Meskipun tadi aku tidak bisa membeli alkohol, aku merasa lebih baik sekarang karena rumah sudah sedikit lebih bersih.


김여주
Haha bagus!


김여주
...


김여주
... ...

Saat aku merasa lebih baik, aku tiba-tiba teringat akan layanan cloud yang belum bisa kubeli sebelumnya.

Aku melakukan sesuatu yang baik, lalu malah terjerumus ke dalam masalah dan menyesalinya... Tiba-tiba aku merasa marah.


김여주
Oh, kurasa aku akan membeli sesuatu yang lain saja.


김여주
Oh,

Sebuah ide cemerlang tiba-tiba terlintas di benak saya.


김여주
Sepertinya aku bisa mampir ke minimarket itu lagi dalam perjalanan membuang sampah?!!..

Itu adalah 1 batu, 2 kelompok.

Tanpa pikir panjang, saya mengambil kantong sampah dan pergi keluar.


김여주
Aku harus pergi cepat-cepat...

Clank -


김여주
?!!

Pada saat itu, pintu sebelah tiba-tiba terbuka.

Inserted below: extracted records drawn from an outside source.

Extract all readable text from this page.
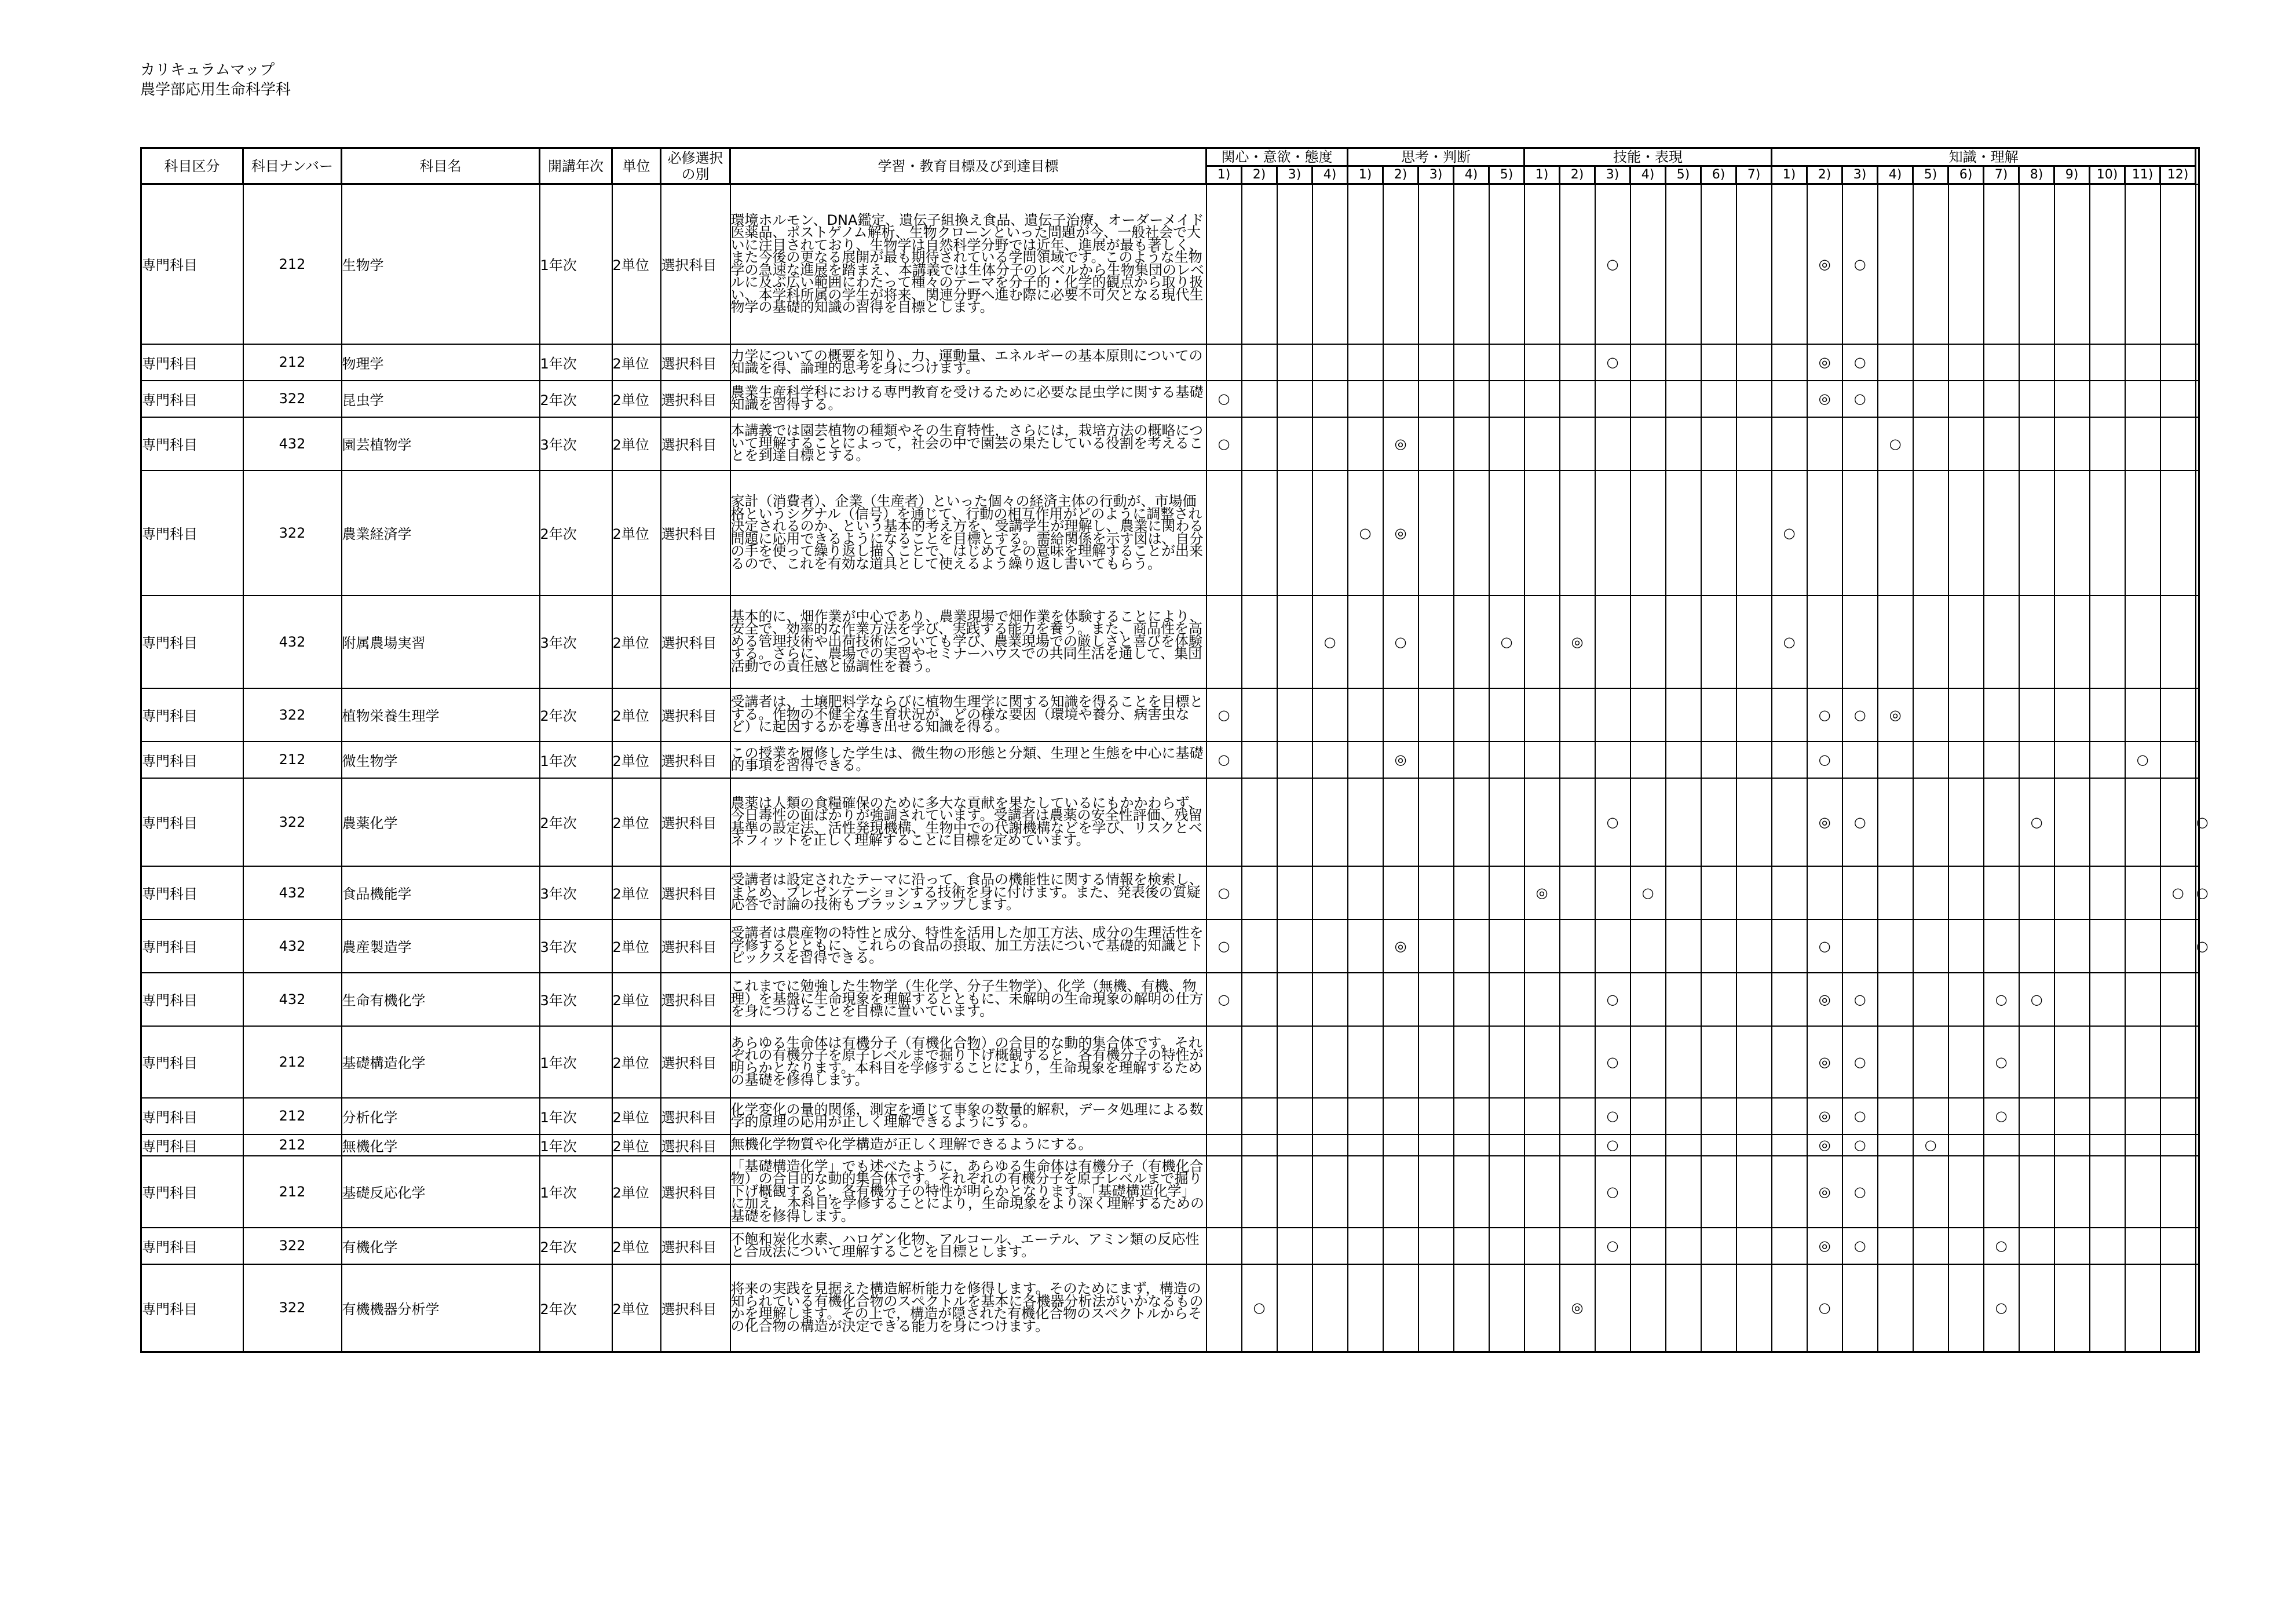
カリキュラムマップ
農学部応用生命科学科
科目区分	科目ナンバー	科目名	開講年次	単位	必修選択の別	学習・教育目標及び到達目標	関心・意欲・態度				思考・判断					技能・表現							知識・理解												
							1)	2)	3)	4)	1)	2)	3)	4)	5)	1)	2)	3)	4)	5)	6)	7)	1)	2)	3)	4)	5)	6)	7)	8)	9)	10)	11)	12)	
専門科目	212	生物学	1年次	2単位	選択科目	環境ホルモン、DNA鑑定、遺伝子組換え食品、遺伝子治療、オーダーメイド医薬品、ポストゲノム解析、生物クローンといった問題が今、一般社会で大いに注目されており、生物学は自然科学分野では近年、進展が最も著しく、また今後の更なる展開が最も期待されている学問領域です。このような生物学の急速な進展を踏まえ、本講義では生体分子のレベルから生物集団のレベルに及ぶ広い範囲にわたって種々のテーマを分子的・化学的観点から取り扱い、本学科所属の学生が将来、関連分野へ進む際に必要不可欠となる現代生物学の基礎的知識の習得を目標とします。												○						◎	○										
専門科目	212	物理学	1年次	2単位	選択科目	力学についての概要を知り、力、運動量、エネルギーの基本原則についての知識を得、論理的思考を身につけます。												○						◎	○										
専門科目	322	昆虫学	2年次	2単位	選択科目	農業生産科学科における専門教育を受けるために必要な昆虫学に関する基礎知識を習得する。	○																	◎	○										
専門科目	432	園芸植物学	3年次	2単位	選択科目	本講義では園芸植物の種類やその生育特性，さらには，栽培方法の概略について理解することによって，社会の中で園芸の果たしている役割を考えることを到達目標とする。	○					◎														○									
専門科目	322	農業経済学	2年次	2単位	選択科目	家計（消費者）、企業（生産者）といった個々の経済主体の行動が、市場価格というシグナル（信号）を通じて、行動の相互作用がどのように調整され決定されるのか、という基本的考え方を、受講学生が理解し、農業に関わる問題に応用できるようになることを目標とする。需給関係を示す図は、自分の手を使って繰り返し描くことで、はじめてその意味を理解することが出来るので、これを有効な道具として使えるよう繰り返し書いてもらう。					○	◎											○												
専門科目	432	附属農場実習	3年次	2単位	選択科目	基本的に、畑作業が中心であり、農業現場で畑作業を体験することにより、安全で、効率的な作業方法を学び、実践する能力を養う。また、商品性を高める管理技術や出荷技術についても学び、農業現場での厳しさと喜びを体験する。さらに、農場での実習やセミナーハウスでの共同生活を通して、集団活動での責任感と協調性を養う。				○		○			○		◎						○												
専門科目	322	植物栄養生理学	2年次	2単位	選択科目	受講者は、土壌肥料学ならびに植物生理学に関する知識を得ることを目標とする。作物の不健全な生育状況が、どの様な要因（環境や養分、病害虫など）に起因するかを導き出せる知識を得る。	○																	○	○	◎									
専門科目	212	微生物学	1年次	2単位	選択科目	この授業を履修した学生は、微生物の形態と分類、生理と生態を中心に基礎的事項を習得できる。	○					◎												○									○		
専門科目	322	農薬化学	2年次	2単位	選択科目	農薬は人類の食糧確保のために多大な貢献を果たしているにもかかわらず、今日毒性の面ばかりが強調されています。受講者は農薬の安全性評価、残留基準の設定法、活性発現機構、生物中での代謝機構などを学び、リスクとベネフィットを正しく理解することに目標を定めています。												○						◎	○					○					○
専門科目	432	食品機能学	3年次	2単位	選択科目	受講者は設定されたテーマに沿って、食品の機能性に関する情報を検索し、まとめ、プレゼンテーションする技術を身に付けます。また、発表後の質疑応答で討論の技術もブラッシュアップします。	○									◎			○															○	○
専門科目	432	農産製造学	3年次	2単位	選択科目	受講者は農産物の特性と成分、特性を活用した加工方法、成分の生理活性を学修するとともに、これらの食品の摂取、加工方法について基礎的知識とトピックスを習得できる。	○					◎												○											○
専門科目	432	生命有機化学	3年次	2単位	選択科目	これまでに勉強した生物学（生化学、分子生物学）、化学（無機、有機、物理）を基盤に生命現象を理解するとともに、未解明の生命現象の解明の仕方を身につけることを目標に置いています。	○											○						◎	○				○	○					
専門科目	212	基礎構造化学	1年次	2単位	選択科目	あらゆる生命体は有機分子（有機化合物）の合目的な動的集合体です。それぞれの有機分子を原子レベルまで掘り下げ概観すると，各有機分子の特性が明らかとなります。本科目を学修することにより，生命現象を理解するための基礎を修得します。												○						◎	○				○						
専門科目	212	分析化学	1年次	2単位	選択科目	化学変化の量的関係，測定を通じて事象の数量的解釈，データ処理による数学的原理の応用が正しく理解できるようにする。												○						◎	○				○						
専門科目	212	無機化学	1年次	2単位	選択科目	無機化学物質や化学構造が正しく理解できるようにする。												○						◎	○		○								
専門科目	212	基礎反応化学	1年次	2単位	選択科目	「基礎構造化学」でも述べたように，あらゆる生命体は有機分子（有機化合物）の合目的な動的集合体です。それぞれの有機分子を原子レベルまで掘り下げ概観すると，各有機分子の特性が明らかとなります。「基礎構造化学」に加え，本科目を学修することにより，生命現象をより深く理解するための基礎を修得します。												○						◎	○										
専門科目	322	有機化学	2年次	2単位	選択科目	不飽和炭化水素、ハロゲン化物、アルコール、エーテル、アミン類の反応性と合成法について理解することを目標とします。												○						◎	○				○						
専門科目	322	有機機器分析学	2年次	2単位	選択科目	将来の実践を見据えた構造解析能力を修得します。そのためにまず，構造の知られている有機化合物のスペクトルを基本に各機器分析法がいかなるものかを理解します。その上で，構造が隠された有機化合物のスペクトルからその化合物の構造が決定できる能力を身につけます。		○									◎							○					○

Aku terkejut dan melihat ke rumah sebelah.

Dan orang yang keluar dari sebelah rumah itu cukup untuk membuatku lebih terkejut lagi.


민윤기
eh,


김여주
Ini adalah serangan fakta yang mengejutkan...


민윤기
Aku?


김여주
Hah...

Aku tanpa sengaja mengatakan apa yang kupikirkan.

Tapi susunya sudah terlanjur tumpah, jadi aneh rasanya kalau baru mempermasalahkannya lagi...


김여주
Maaf ...

- Dan reaksi pria yang mengikuti di belakang itu sungguh tak terduga.


민윤기
Tidak apa-apa. Julukan itu tidak buruk, kan?


김여주
... ?


민윤기
Lebih baik langsung saja pilih apa yang ingin Anda katakan dan katakan.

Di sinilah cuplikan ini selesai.